La productora Universal gastó 1,8 millones de USD en la promoción de Tiburón, 700 000 de los cuales se destinaron a una campaña televisiva sin precedentes. El bombardeo mediático incluyó una veintena de anuncios de medio minuto que se emitieron de noche, en horario de máxima audiencia, entre el 18 de junio de 1975 y el estreno de la película dos días después. Más allá de eso, el experto en la industria del cine Searle Kochberg afirma que Universal «ideó y coordinó un plan muy innovador para la comercialización de la película». Ya en octubre de 1974 Zanuck, Brown y Benchley habían aparecido en programas de televisión y radio para promocionar el libro Tiburón y su próxima adaptación al cine. El estudio y la editorial Bantam llegaron a un acuerdo para utilizar la misma imagen tanto en la cubierta del libro como en el cartel cinematográfico. Las piezas centrales de la estrategia conjunta de promoción fueron el tema musical creado por John Williams y el póster promocional en que se ve la cabeza de un enorme tiburón que se dirige hacia una incauta bañista. Este famoso póster se basó en la cubierta del libro de Benchley, ambos elaborados por un artista de la editorial Bantam, Roger Kastel. La agencia publicitaria Seiniger tardó seis meses en diseñar el cartel del filme. Su director Tony Seiniger dijo sobre el famoso cartel: «No importa lo que hiciéramos, no se veía lo suficiente aterrador». Por ello, decidió finalmente que había que mostrar la parte inferior del escualo para que se vieran sus enormes dientes.
Para aprovechar el estreno de la cinta se crearon numerosos productos publicitarios y comerciales que se inspiraban en ella.
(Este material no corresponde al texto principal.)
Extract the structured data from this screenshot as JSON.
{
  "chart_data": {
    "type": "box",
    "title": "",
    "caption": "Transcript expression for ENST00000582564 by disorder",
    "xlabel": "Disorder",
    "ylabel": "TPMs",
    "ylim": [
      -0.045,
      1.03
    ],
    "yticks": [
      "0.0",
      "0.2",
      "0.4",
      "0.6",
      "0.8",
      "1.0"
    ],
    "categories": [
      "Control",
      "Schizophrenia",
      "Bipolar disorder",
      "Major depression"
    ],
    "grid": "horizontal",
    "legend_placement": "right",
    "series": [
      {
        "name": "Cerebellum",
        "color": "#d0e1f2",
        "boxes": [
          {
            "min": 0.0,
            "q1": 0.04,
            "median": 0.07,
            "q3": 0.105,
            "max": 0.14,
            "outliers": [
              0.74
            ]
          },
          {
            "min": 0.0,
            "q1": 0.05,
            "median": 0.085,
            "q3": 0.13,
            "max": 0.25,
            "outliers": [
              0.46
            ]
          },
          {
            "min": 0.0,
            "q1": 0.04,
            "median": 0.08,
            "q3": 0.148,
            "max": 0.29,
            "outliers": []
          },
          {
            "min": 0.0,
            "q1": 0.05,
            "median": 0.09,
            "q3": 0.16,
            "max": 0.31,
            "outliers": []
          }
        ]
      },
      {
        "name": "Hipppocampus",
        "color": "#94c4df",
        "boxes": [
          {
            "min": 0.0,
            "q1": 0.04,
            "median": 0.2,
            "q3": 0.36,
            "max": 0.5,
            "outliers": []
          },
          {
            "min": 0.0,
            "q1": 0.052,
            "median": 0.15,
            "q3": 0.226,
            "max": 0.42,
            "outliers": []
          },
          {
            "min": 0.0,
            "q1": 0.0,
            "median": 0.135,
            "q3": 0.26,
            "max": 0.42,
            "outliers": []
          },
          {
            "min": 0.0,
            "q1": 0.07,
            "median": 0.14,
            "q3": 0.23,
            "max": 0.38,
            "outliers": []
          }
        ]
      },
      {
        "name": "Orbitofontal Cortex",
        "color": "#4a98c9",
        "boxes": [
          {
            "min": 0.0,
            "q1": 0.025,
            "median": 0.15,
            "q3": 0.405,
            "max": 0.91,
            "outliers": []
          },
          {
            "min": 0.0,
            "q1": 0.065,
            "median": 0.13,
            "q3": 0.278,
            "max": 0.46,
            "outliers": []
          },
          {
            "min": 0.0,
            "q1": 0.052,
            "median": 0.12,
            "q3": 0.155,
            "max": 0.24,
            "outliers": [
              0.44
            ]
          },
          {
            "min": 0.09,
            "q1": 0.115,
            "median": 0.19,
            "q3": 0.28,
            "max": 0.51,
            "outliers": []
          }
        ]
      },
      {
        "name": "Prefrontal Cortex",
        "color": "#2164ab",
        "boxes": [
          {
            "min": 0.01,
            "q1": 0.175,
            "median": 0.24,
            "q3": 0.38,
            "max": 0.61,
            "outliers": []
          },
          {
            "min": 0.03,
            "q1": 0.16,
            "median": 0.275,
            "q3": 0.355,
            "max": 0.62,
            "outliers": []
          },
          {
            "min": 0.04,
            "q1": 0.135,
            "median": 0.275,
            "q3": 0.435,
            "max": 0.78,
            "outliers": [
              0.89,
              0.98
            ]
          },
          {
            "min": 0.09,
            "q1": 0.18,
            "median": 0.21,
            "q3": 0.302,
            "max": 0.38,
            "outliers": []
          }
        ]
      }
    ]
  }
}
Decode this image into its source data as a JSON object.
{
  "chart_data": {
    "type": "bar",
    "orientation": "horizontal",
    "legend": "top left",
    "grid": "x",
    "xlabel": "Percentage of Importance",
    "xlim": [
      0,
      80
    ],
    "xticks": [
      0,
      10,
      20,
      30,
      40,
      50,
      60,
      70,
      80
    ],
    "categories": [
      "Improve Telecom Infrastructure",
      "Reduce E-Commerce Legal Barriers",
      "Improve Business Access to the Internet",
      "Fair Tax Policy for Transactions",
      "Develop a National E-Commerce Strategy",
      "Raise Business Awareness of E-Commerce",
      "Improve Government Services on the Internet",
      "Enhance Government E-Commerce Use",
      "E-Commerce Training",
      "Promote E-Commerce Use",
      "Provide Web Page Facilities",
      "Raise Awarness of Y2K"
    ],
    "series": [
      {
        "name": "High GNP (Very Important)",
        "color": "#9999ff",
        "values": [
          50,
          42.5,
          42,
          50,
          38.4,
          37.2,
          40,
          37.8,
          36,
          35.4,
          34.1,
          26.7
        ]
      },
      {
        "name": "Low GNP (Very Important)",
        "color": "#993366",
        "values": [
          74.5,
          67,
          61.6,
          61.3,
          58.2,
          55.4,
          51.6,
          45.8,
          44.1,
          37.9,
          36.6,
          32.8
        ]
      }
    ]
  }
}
Graeme Turner escribió en 1999 que Tiburón estuvo acompañada del que probablemente fuera «el mayor conjunto de productos asociados» de cualquier película hasta la fecha, «lo que incluía el álbum de la banda sonora, camisetas, vasos de plástico, un libro sobre la filmación de la película, la novela en que se basaba, toallas de playa, mantas, disfraces y muñecos de tiburón, juegos, carteles, pijamas, pistolas de agua, collares de dientes de tiburón y más».
La protagonista de la película es la Banda sonora de John Williams trabajo que le valió un Óscar a la mejor banda sonora y que tiempo después fue colocado en el sexto lugar en una lista de las mejores bandas sonoras elaborado por el American Film Institute. El celebérrimo tema principal es una simple alternancia de dos notas musicales que se ha convertido en una pieza clásica de música de suspense, sinónimo de un peligro muy próximo. La pieza fue interpretada a la tuba por Tommy Johnson. Cuando Johnson le preguntó a Williams por qué había compuesto la melodía en un registro tan alto y por qué no la interpretaba un instrumento más apropiado, como la trompa, este le respondió que quería «que sonara un poco más amenazante». Cuando Williams le mostró por primera vez la melodía al director, tocando las dos únicas notas en un piano, Spielberg afirma que rio pensando que era una broma. Como Williams vio similitudes entre Tiburón y las películas de piratas, en otros fragmentos evocó «música de piratas», que él definió como «primitiva, pero divertida y entretenida». Con rápidos encadenados de percusión, la banda sonora contiene también ecos de La consagración de la primavera de Ígor Stravinski.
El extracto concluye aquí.